How Do I End My Obligations From Being the Executor of a Will?

The duties of the executor vary depending on the specifications of the deceased person's will. Distribution or sale of property, paying taxes and debts and notifying banks, credit card providers, the post office, insurance companies and others of the person's death are some of the duties you are expected to handle as an executor. If you feel you are unable or unqualified to serve as an executor of a will, you can remove yourself by filing the proper paperwork in probate or surrogate court. A new executor or will administrator may be appointed by the court.

Reasons to Decline Executorship

You may have specific reasons why you cannot serve as the executor of a deceased person's will. Common reasons include illness, lack of time, family disputes or a fragile emotional state that prohibits you from sifting through the deceased person's possessions, selling off property or contacting banks, health providers and relatives to let them know of the person's death. Since being an executor is an enormous task that can take many months to complete, carefully consider your options. It may be best to decline the responsibility if you do not feel you can fulfill your duties.

Read More: Reasons to Remove an Executor in PA

Dropping Executor Role

To decline the role of executor, you will have to file a renunciation form with the local probate or surrogate court.

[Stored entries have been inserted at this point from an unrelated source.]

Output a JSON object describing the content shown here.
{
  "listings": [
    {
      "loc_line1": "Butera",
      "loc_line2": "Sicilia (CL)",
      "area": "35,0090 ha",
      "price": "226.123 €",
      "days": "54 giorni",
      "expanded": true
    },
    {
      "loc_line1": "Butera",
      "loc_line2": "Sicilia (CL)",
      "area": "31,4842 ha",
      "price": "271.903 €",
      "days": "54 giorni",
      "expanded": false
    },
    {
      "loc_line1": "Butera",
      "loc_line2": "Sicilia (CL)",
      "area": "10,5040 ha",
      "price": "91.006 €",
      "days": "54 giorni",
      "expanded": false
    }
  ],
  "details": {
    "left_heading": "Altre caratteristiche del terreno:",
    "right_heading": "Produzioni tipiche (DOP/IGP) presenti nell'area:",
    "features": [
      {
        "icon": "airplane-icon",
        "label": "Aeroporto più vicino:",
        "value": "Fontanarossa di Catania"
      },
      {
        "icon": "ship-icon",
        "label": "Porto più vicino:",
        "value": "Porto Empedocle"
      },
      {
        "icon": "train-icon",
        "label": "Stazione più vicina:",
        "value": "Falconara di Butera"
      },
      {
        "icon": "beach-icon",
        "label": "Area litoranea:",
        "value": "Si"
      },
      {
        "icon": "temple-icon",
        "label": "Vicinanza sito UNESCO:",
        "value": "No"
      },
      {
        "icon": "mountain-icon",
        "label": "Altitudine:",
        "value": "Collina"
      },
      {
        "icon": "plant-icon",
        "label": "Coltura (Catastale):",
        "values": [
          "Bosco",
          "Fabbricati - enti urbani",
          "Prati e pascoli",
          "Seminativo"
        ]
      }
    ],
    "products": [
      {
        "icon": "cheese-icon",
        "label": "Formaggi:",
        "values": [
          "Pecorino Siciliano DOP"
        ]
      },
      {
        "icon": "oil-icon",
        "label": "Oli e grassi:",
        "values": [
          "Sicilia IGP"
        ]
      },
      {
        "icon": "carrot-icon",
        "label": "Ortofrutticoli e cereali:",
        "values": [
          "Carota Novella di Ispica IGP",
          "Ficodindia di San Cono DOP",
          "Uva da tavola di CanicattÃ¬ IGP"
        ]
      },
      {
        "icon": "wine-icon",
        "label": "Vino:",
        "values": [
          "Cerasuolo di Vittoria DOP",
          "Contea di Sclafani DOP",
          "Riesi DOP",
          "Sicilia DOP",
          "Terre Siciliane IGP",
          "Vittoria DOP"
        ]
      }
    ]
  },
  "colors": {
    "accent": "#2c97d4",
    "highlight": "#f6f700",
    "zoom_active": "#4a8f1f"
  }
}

You can download this form on most state government websites or contact the probate or surrogate court to have the form mailed to you. Include your name, the name of the deceased and your address on the form. You do not need to include the reasons why you are declining to serve as executor. Sign the form in front of a licensed notary. The notary will then apply his official notary seal to the form. File the form with the probate or surrogate court. After filing the renunciation form, you will no longer be considered the executor.

Appointing a New Executor

After you decline to be the executor, a new executor will be assigned by the probate or surrogate court. If the deceased named more than one person to be the executor of her estate in the will, the next person listed may assume the responsibility. If no other executors have been named, the court may hire a trust company or assign the duties of executor to a family member or friend who has expressed interest. The court will evaluate potential executors to ensure they will fulfill all obligations in a fair and honest manner. If a trust company is hired to serve as executor, fees for this service will be taken out of the estate.